7. **h/a = 64 (pink)**:
- **Trend**: Steepest slope, highest throughput overall.
- **Key Points**: Starts at 0, peaks at ~220 TFLOPs/s near hidden size 24576, then plateaus.
## Key Observations
- **Correlation**: Higher `h/a` ratios correspond to higher throughput, especially at larger hidden sizes.
- **Plateaus**: All lines plateau near hidden size 24576–32768, indicating diminishing returns beyond this point.
- **Divergence**: Lines for h/a=16, 32, and 64 overlap significantly in the plateau region, suggesting similar performance limits.
## Spatial Grounding
- **Legend**: Right-aligned, outside the plot area. Colors match line colors exactly (e.g., blue = h/a=1).

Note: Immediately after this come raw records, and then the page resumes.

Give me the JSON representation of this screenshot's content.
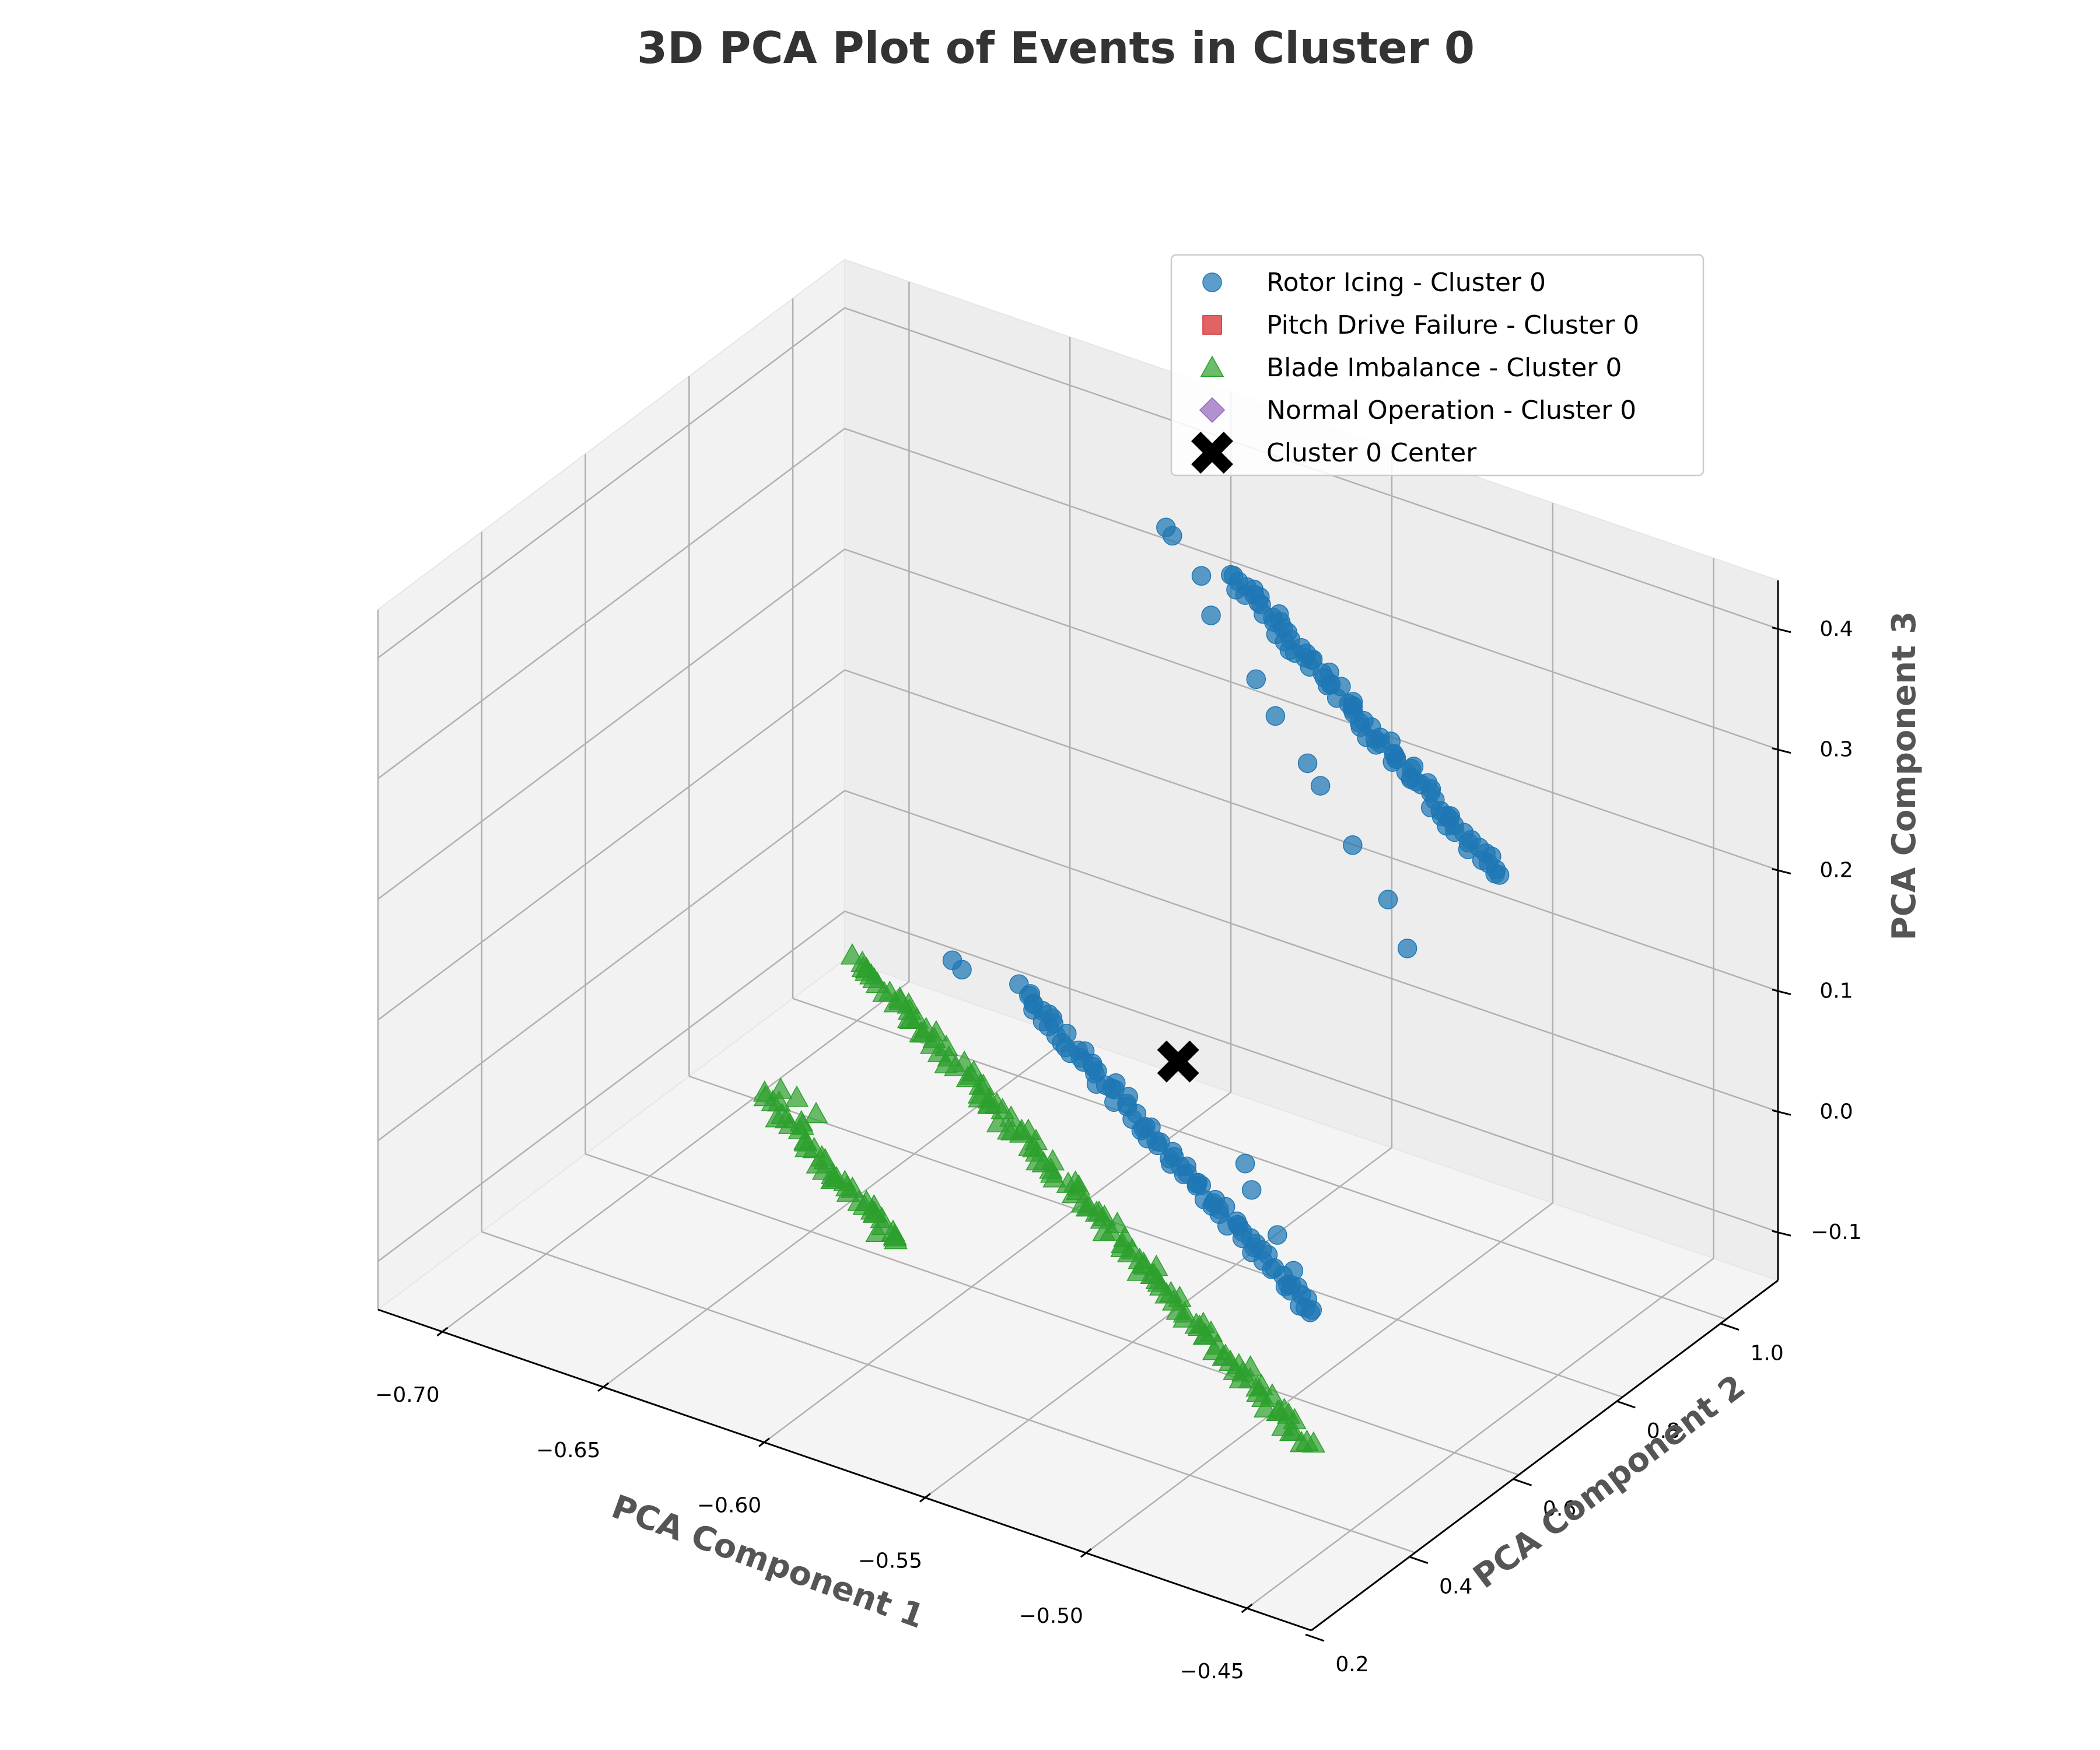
{
  "chart_data": {
    "type": "scatter",
    "projection": "3d",
    "title": "3D PCA Plot of Events in Cluster 0",
    "xlabel": "PCA Component 1",
    "ylabel": "PCA Component 2",
    "zlabel": "PCA Component 3",
    "xlim": [
      -0.72,
      -0.43
    ],
    "ylim": [
      0.2,
      1.1
    ],
    "zlim": [
      -0.14,
      0.44
    ],
    "xticks": [
      {
        "value": -0.7,
        "label": "−0.70"
      },
      {
        "value": -0.65,
        "label": "−0.65"
      },
      {
        "value": -0.6,
        "label": "−0.60"
      },
      {
        "value": -0.55,
        "label": "−0.55"
      },
      {
        "value": -0.5,
        "label": "−0.50"
      },
      {
        "value": -0.45,
        "label": "−0.45"
      }
    ],
    "yticks": [
      {
        "value": 0.2,
        "label": "0.2"
      },
      {
        "value": 0.4,
        "label": "0.4"
      },
      {
        "value": 0.6,
        "label": "0.6"
      },
      {
        "value": 0.8,
        "label": "0.8"
      },
      {
        "value": 1.0,
        "label": "1.0"
      }
    ],
    "zticks": [
      {
        "value": -0.1,
        "label": "−0.1"
      },
      {
        "value": 0.0,
        "label": "0.0"
      },
      {
        "value": 0.1,
        "label": "0.1"
      },
      {
        "value": 0.2,
        "label": "0.2"
      },
      {
        "value": 0.3,
        "label": "0.3"
      },
      {
        "value": 0.4,
        "label": "0.4"
      }
    ],
    "grid": true,
    "legend_position": "top-right",
    "legend": [
      {
        "label": "Rotor Icing - Cluster 0",
        "marker": "circle",
        "color": "#1f77b4"
      },
      {
        "label": "Pitch Drive Failure - Cluster 0",
        "marker": "square",
        "color": "#d62728"
      },
      {
        "label": "Blade Imbalance - Cluster 0",
        "marker": "triangle",
        "color": "#2ca02c"
      },
      {
        "label": "Normal Operation - Cluster 0",
        "marker": "diamond",
        "color": "#9467bd"
      },
      {
        "label": "Cluster 0 Center",
        "marker": "x",
        "color": "#000000"
      }
    ],
    "series": [
      {
        "name": "Rotor Icing - Cluster 0",
        "marker": "circle",
        "color": "#1f77b4",
        "segments": [
          {
            "from": [
              -0.575,
              0.95,
              0.36
            ],
            "to": [
              -0.493,
              0.95,
              0.19
            ],
            "count": 90
          },
          {
            "from": [
              -0.585,
              0.6,
              0.12
            ],
            "to": [
              -0.493,
              0.6,
              -0.065
            ],
            "count": 90
          }
        ],
        "points": [
          [
            -0.596,
            0.95,
            0.38
          ],
          [
            -0.594,
            0.95,
            0.375
          ],
          [
            -0.585,
            0.95,
            0.35
          ],
          [
            -0.582,
            0.95,
            0.32
          ],
          [
            -0.568,
            0.95,
            0.28
          ],
          [
            -0.562,
            0.95,
            0.255
          ],
          [
            -0.552,
            0.95,
            0.225
          ],
          [
            -0.548,
            0.95,
            0.21
          ],
          [
            -0.538,
            0.95,
            0.17
          ],
          [
            -0.527,
            0.95,
            0.135
          ],
          [
            -0.521,
            0.95,
            0.1
          ],
          [
            -0.606,
            0.6,
            0.125
          ],
          [
            -0.603,
            0.6,
            0.12
          ],
          [
            -0.515,
            0.6,
            0.04
          ],
          [
            -0.513,
            0.6,
            0.02
          ],
          [
            -0.505,
            0.6,
            -0.01
          ],
          [
            -0.5,
            0.6,
            -0.035
          ]
        ]
      },
      {
        "name": "Blade Imbalance - Cluster 0",
        "marker": "triangle",
        "color": "#2ca02c",
        "segments": [
          {
            "from": [
              -0.635,
              0.6,
              0.1
            ],
            "to": [
              -0.495,
              0.6,
              -0.175
            ],
            "count": 130
          },
          {
            "from": [
              -0.615,
              0.3,
              0.1
            ],
            "to": [
              -0.575,
              0.3,
              0.015
            ],
            "count": 40
          }
        ],
        "points": [
          [
            -0.611,
            0.3,
            0.11
          ],
          [
            -0.606,
            0.3,
            0.108
          ],
          [
            -0.6,
            0.3,
            0.1
          ],
          [
            -0.582,
            0.3,
            0.04
          ]
        ]
      }
    ],
    "center": {
      "name": "Cluster 0 Center",
      "x": -0.56,
      "y": 0.75,
      "z": 0.035
    }
  }
}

- **Data Points**: All lines originate at (0, 0) and increase monotonically with hidden size.
## Conclusion
The graph demonstrates that increasing the `h/a` ratio improves throughput, with diminishing returns observed at larger hidden sizes. The highest performance is achieved with `h/a=64`, though all high-ratio lines converge near the plateau region.